Step 8: By the rule find substring before unmatched character and find the longest common substring which is common to both suffix and prefix. There is no common such substring.

Step 9: In this way how the KMP Algorithm – data works. Finally, we will get the matching substring.

Here, you can see it avoids many unnecessary comparisons and reduces the time complexity to O(m+n).

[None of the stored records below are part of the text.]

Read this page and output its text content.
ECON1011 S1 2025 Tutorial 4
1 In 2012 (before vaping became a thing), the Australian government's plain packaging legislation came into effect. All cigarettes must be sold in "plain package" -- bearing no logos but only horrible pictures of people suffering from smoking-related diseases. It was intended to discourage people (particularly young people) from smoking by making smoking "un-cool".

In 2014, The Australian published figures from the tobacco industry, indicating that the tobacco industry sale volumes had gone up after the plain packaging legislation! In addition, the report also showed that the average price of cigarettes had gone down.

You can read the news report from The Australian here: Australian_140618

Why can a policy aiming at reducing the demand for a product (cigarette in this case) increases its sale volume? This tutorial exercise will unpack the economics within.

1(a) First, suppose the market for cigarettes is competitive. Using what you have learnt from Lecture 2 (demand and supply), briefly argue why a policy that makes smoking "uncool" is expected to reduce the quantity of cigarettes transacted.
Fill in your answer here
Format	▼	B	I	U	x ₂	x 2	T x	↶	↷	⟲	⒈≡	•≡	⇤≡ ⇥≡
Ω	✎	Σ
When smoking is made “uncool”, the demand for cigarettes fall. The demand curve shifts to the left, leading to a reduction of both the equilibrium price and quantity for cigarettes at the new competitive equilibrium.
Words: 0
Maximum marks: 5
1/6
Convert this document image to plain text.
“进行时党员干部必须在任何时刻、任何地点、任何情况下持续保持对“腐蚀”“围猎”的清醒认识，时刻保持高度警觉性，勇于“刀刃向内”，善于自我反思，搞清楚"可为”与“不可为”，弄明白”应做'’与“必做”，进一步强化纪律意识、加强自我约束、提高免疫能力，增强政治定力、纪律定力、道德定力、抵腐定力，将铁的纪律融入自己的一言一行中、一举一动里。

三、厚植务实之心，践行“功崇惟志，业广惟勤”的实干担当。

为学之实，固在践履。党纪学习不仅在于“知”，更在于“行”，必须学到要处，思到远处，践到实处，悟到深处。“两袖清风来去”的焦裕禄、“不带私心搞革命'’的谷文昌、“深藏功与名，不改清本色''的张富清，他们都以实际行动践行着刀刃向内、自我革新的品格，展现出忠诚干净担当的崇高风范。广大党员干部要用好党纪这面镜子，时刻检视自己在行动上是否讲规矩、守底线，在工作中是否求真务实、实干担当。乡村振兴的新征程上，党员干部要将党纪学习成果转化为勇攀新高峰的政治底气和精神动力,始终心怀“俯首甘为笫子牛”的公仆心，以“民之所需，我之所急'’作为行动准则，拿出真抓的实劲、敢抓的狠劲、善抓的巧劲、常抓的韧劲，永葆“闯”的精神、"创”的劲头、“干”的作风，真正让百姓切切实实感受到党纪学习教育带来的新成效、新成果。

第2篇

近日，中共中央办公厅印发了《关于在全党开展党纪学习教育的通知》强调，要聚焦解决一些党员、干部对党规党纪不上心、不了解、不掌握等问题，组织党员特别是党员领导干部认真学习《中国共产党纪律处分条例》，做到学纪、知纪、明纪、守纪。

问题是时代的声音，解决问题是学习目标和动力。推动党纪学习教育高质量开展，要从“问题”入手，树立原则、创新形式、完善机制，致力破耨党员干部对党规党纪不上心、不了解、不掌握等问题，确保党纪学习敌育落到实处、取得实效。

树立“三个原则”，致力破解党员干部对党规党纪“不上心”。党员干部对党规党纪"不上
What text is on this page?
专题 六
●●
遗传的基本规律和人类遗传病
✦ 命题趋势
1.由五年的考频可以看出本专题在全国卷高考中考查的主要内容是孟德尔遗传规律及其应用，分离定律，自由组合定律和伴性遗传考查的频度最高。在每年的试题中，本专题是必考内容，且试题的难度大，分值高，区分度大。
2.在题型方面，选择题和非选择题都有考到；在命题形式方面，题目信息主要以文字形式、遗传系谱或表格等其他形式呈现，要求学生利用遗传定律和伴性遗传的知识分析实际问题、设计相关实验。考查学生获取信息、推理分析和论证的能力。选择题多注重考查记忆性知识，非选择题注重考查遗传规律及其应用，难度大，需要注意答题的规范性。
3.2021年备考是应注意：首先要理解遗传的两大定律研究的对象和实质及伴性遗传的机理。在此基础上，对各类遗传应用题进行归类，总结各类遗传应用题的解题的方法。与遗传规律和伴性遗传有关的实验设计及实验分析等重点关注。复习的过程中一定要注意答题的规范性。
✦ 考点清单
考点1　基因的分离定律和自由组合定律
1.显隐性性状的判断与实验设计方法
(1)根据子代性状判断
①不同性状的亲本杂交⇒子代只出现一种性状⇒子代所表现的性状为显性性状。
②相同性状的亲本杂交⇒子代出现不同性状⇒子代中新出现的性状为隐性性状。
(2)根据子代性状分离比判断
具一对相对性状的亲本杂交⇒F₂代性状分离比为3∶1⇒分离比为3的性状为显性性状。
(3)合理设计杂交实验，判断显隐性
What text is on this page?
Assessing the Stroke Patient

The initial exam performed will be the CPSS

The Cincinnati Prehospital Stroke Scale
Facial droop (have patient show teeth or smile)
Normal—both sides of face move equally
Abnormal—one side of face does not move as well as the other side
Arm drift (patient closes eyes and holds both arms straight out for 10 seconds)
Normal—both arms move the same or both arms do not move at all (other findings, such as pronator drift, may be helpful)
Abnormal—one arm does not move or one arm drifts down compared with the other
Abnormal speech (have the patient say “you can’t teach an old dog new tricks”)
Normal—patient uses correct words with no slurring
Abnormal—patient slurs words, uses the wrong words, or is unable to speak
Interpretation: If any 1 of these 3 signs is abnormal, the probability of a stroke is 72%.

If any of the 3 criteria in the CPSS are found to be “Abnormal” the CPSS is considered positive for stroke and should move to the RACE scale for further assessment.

Advantages and Disadvantages of KMP Algorithm

Below are the advantages and disadvantages of the KMP Algorithm:

Advantages

Below are the advantages:

The most obvious advantage of KMP Algorithm – data is that it’s guaranteed worst-case efficiency as discussed.
The pre-processing and the always-on time is pre-defined.
There are no worst-case or accidental inputs.
Preferable where the search string in a larger space is easier and more efficiently searched due to it being a time linear algorithm.
The algorithm needs to move backward in the input text. This is particularly favorable in processing large files.

Disadvantages

Below are the disadvantages:

One of the glaring disadvantages of KMP Algorithm – data is that it doesn’t work well when the size of the alphabets increases. Due to this more and more error occurs.
For processing very large files it also requires resources in the form of processors and that could be a problem for smaller organizations to adopt KMP Algorithm – data

Conclusion

In order to become efficient in learning search and Data Science broadly, it becomes extremely important to be familiar with various kinds of search algorithms. KMP Algorithm is the most widely used and most advantageous for organizations around the world due to its capacity of being the worst-case fault resistant algorithm. It’s beneficial for anyone wanting to make a career in Data Science in general and Search in particular.